While Mann emphasizes the impersonal process of death, death comes in Dostoevsky individually. When Father Zosima dies, the narrator notes that “nothing could have been predicted” (372), giving an entirely opposite account of death than is given in Buddenbrooks, where deaths are presided over by doctors who map processes and end results with as little regard to individuality as the illness itself. Dostoevsky does not ignore the physical symptoms of Zosima’s death—as he didn’t with Markel, but he marries them intimately to Zosima’s attitude toward death. “Though suffering” he “nevertheless gaz[ed] upon them with a smile. . . as if in joyful ecstasy, kissing the earth and praying” (373). Unlike Markel, this attitude evinces no dramatic shift, but just as with Markel it encapsulates the essence of the man who performs it. With his perfect death, Zosima completes and adds meaning to his life.
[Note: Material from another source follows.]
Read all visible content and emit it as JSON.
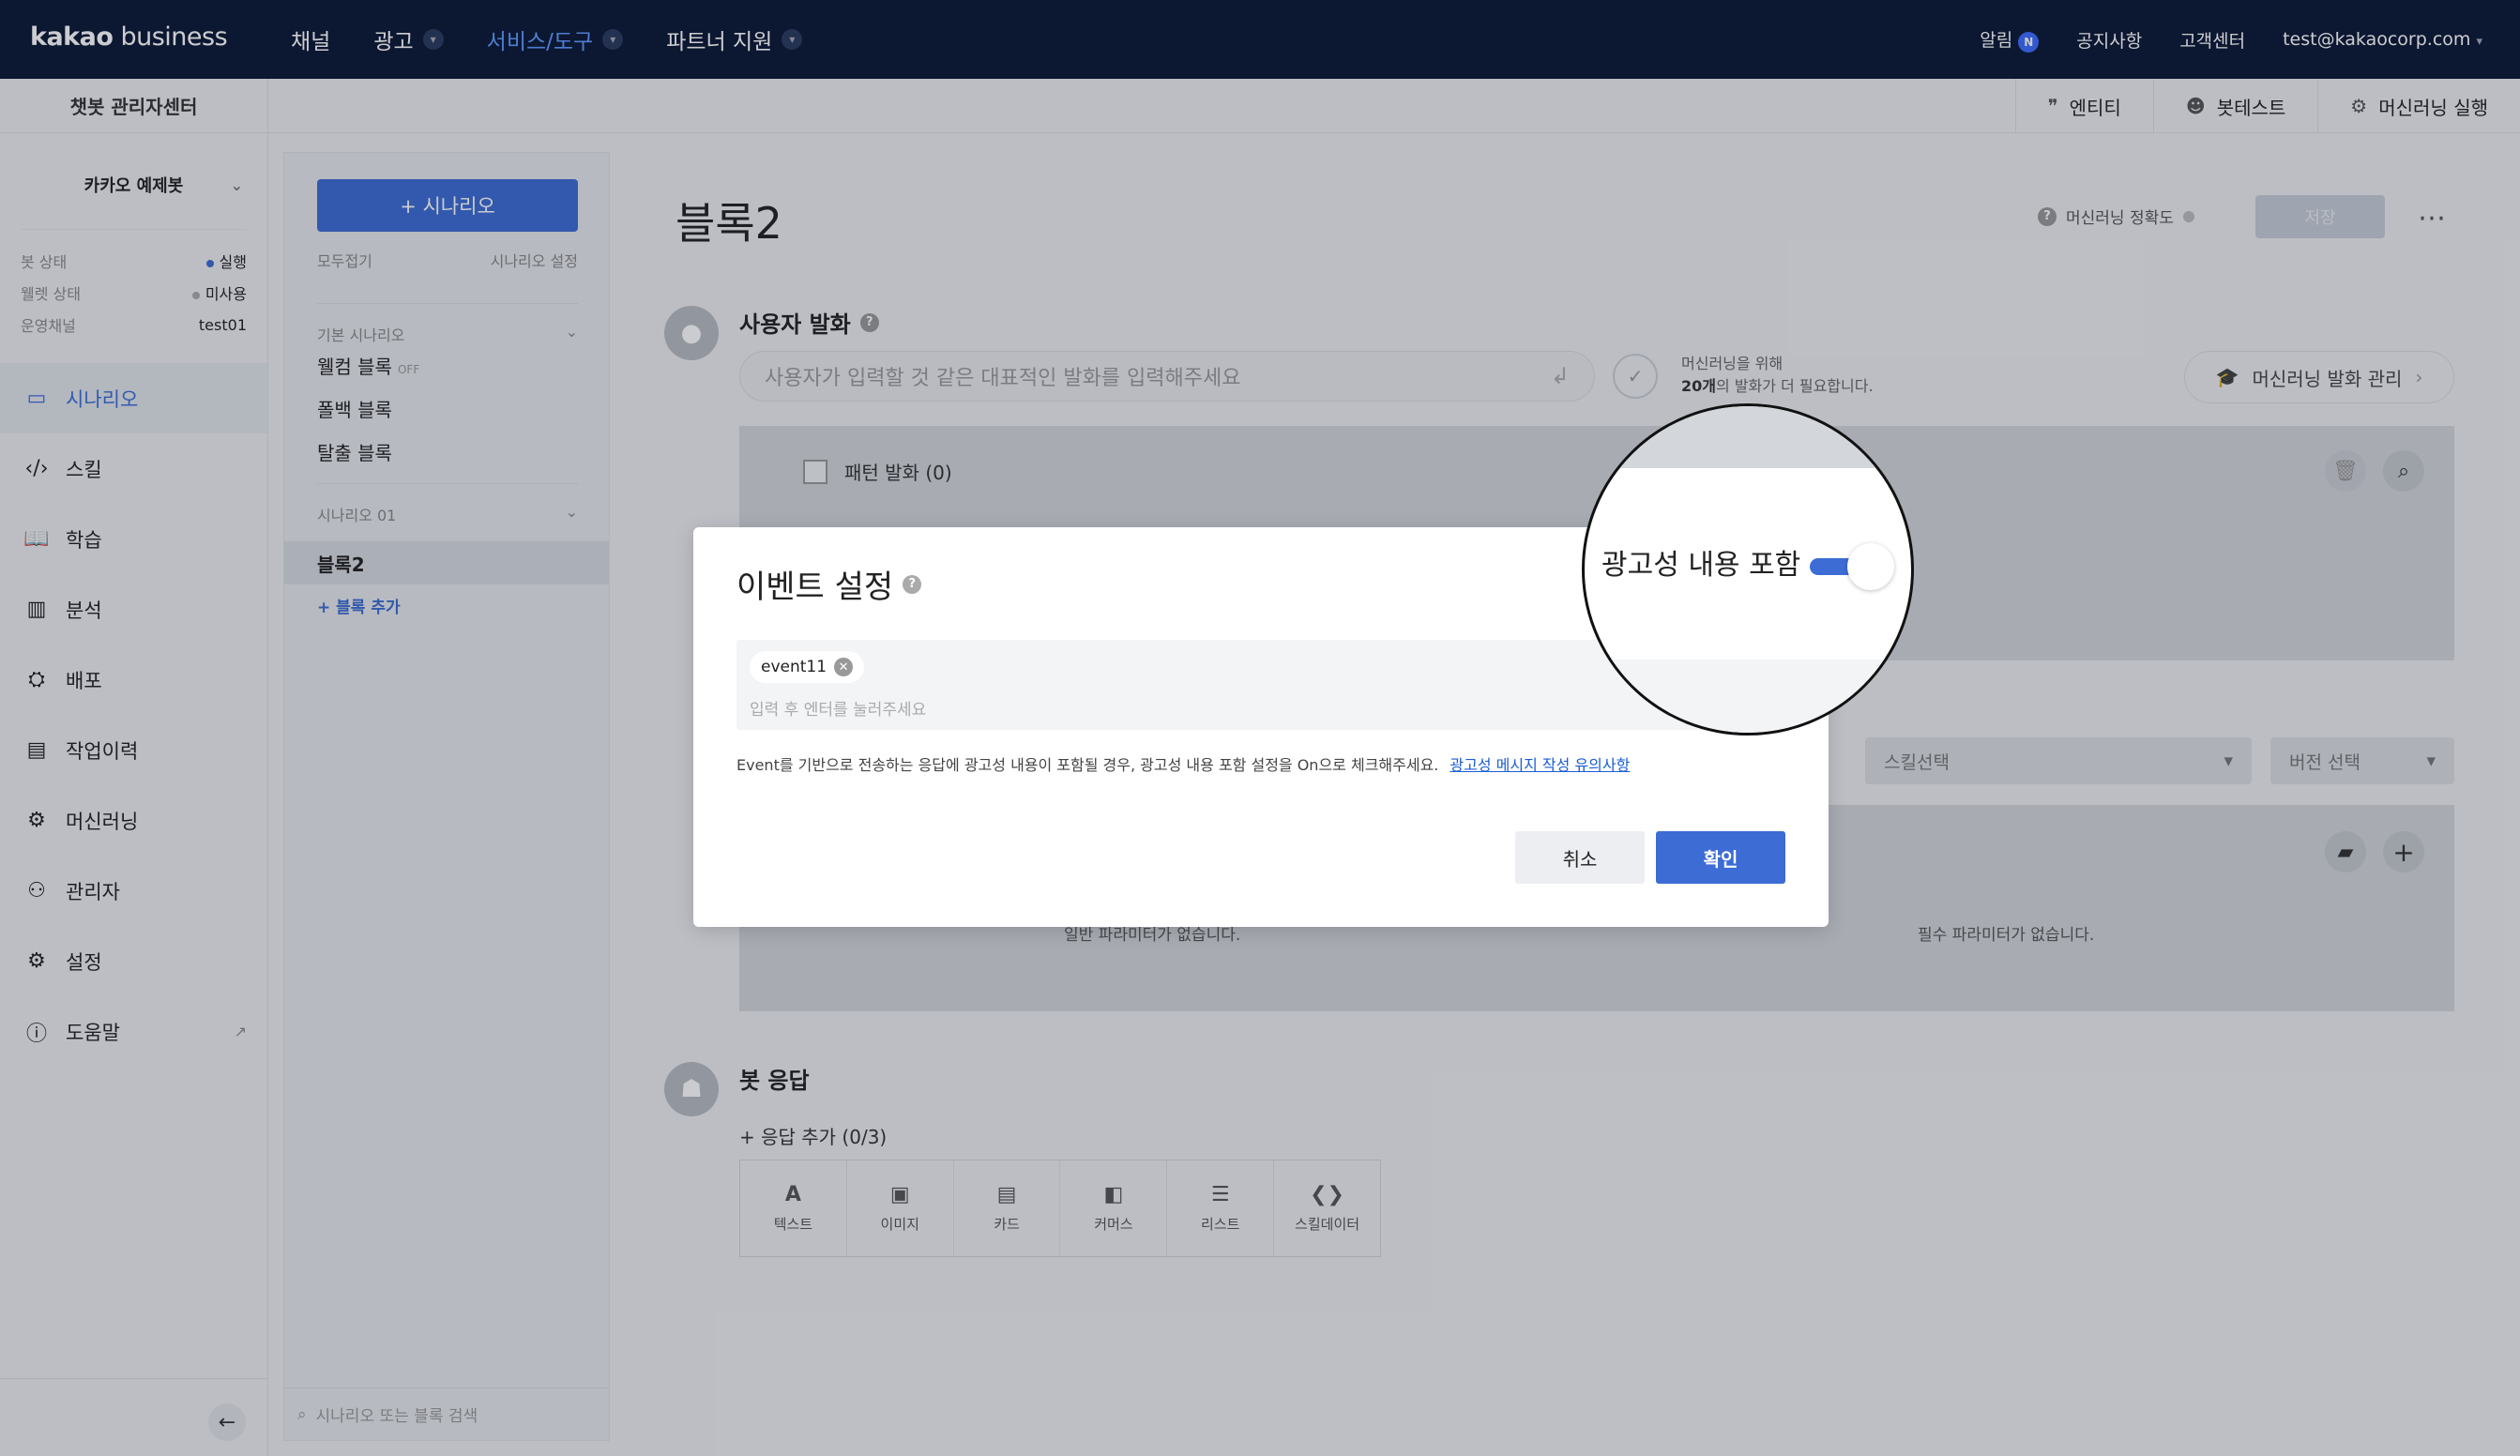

While for Mann death is impersonal and therefore can have no moral dimension, in Dostoevsky, death—since it is about life and specifically the life of an individual and not simply about itself—is capable of meaning, both in terms of understanding the essence of the deceased and in terms of its impact on those around the dying. As we saw with Markel, the perfected death of a perfected person can take on a moral dimension for those around them, inspiring a duty, as it did for Father Zosima in experiencing Markel’s death or for Alyosha in watching Zosima’s. Because death is personal, it can have meaning for life and for the people around it. The impersonal death of scientific realism, death which is only a medical process, can have no moral meaning because it is arbitrary and predictable. Death in Dostoevsky, though, is capable of meaning beyond itself. As Father Zosima tells Alyosha in the parable of the wheat, “Except a corn of wheat fall into the ground and die, it abideth alone: but if it dies it bringeth forth much fruit” (327). This sentiment is reprised throughout the novel—most poignantly following the death of Illyusha. In it, Dostoevsky expresses his view of death not as an end, but simply a part of larger life, but also his idea that death understood spiritually is capable of revealing much about the nature of the deceased: it brings forth fruit. For Dostoevsky, life and death are inextricably bound up in one another for the goal of existence is not the day-to-day of quotidian existence, but the whole of life as expressing the whole of the person: body, spirit, and mind;  life and death.

  1. It is also particularly striking because of her status as mother. We feel that the mother has been violated, her holiness desecrated. In shattering the taboos surrounding the representation of death with the gruesome death of a mother, Mann attacks the idealism, prudery, dishonestly, and sentimentality of the same class which venerates the figure of the mother—that is, the middle class.